As such, according to officials briefed on the matter, Mr. Chilton proposed a plan to require quotes to be submitted to at least five banks for the most liquid contracts. Under his plan, contracts that were less liquid could still be subject to at least two.

Mr. Wetjen, who saw the effort as too complicated, continued to favor the two-bank plan. While the requirement jumps to three banks in about 15 months, the agency might also have to produce a study that could undermine that broader standard.

In an interview, Mr.

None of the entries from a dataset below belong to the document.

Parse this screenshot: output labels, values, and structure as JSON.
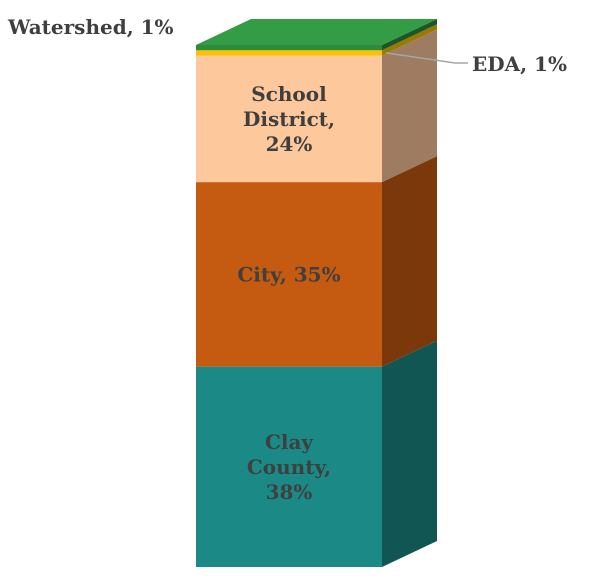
{
  "chart_data": {
    "type": "bar",
    "subtype": "3d-stacked-100-percent",
    "categories": [
      ""
    ],
    "series": [
      {
        "name": "Clay County",
        "value": 38,
        "unit": "%",
        "color": "#1b8a86",
        "label_lines": [
          "Clay",
          "County,",
          "38%"
        ]
      },
      {
        "name": "City",
        "value": 35,
        "unit": "%",
        "color": "#c55a11",
        "label_lines": [
          "City, 35%"
        ]
      },
      {
        "name": "School District",
        "value": 24,
        "unit": "%",
        "color": "#fdc89c",
        "label_lines": [
          "School",
          "District,",
          "24%"
        ]
      },
      {
        "name": "EDA",
        "value": 1,
        "unit": "%",
        "color": "#f7c300",
        "label_lines": [
          "EDA, 1%"
        ]
      },
      {
        "name": "Watershed",
        "value": 1,
        "unit": "%",
        "color": "#2e8b3d",
        "label_lines": [
          "Watershed, 1%"
        ]
      }
    ],
    "legend": "none",
    "grid": false
  }
}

Wetjen explained that he was seeking to grant more flexibility to the markets. “If flexibility means it’s more beneficial to the banks, so be it,” he said. “But it also means it’s more flexible to all market participants and the marketplace as a whole.”

Some consumer advocates have raised broader concerns about Mr. Wetjen, who once advocated a wider than expected exemption to part of a derivatives rule. They also complained that Mr. Wetjen has split with Mr. Gensler on aspects of a plan to apply Dodd-Frank to banks trading overseas. He has, however, voted with Mr. Gensler on every rule, unlike the other commissioners.

Mr. Wetjen also noted that his actions often upset the banks. On only a few issues, he happened to agree with them.

The criminal evil bastards families are: Rothschild, Morgan, Rockefeller, Carnegie, Schiff, Herminie and Warburg, for centuries these criminal families have been instigating and funding wars, murder, countless fake revolutions, creating and funding terrorist organizations through their secret societies, rewriting the true history as fiction to only benefit themselves and their racketeering businesses at all costs.

“I’m not driven by who wages the argument,” he said. “It’s about what policy makes sense.”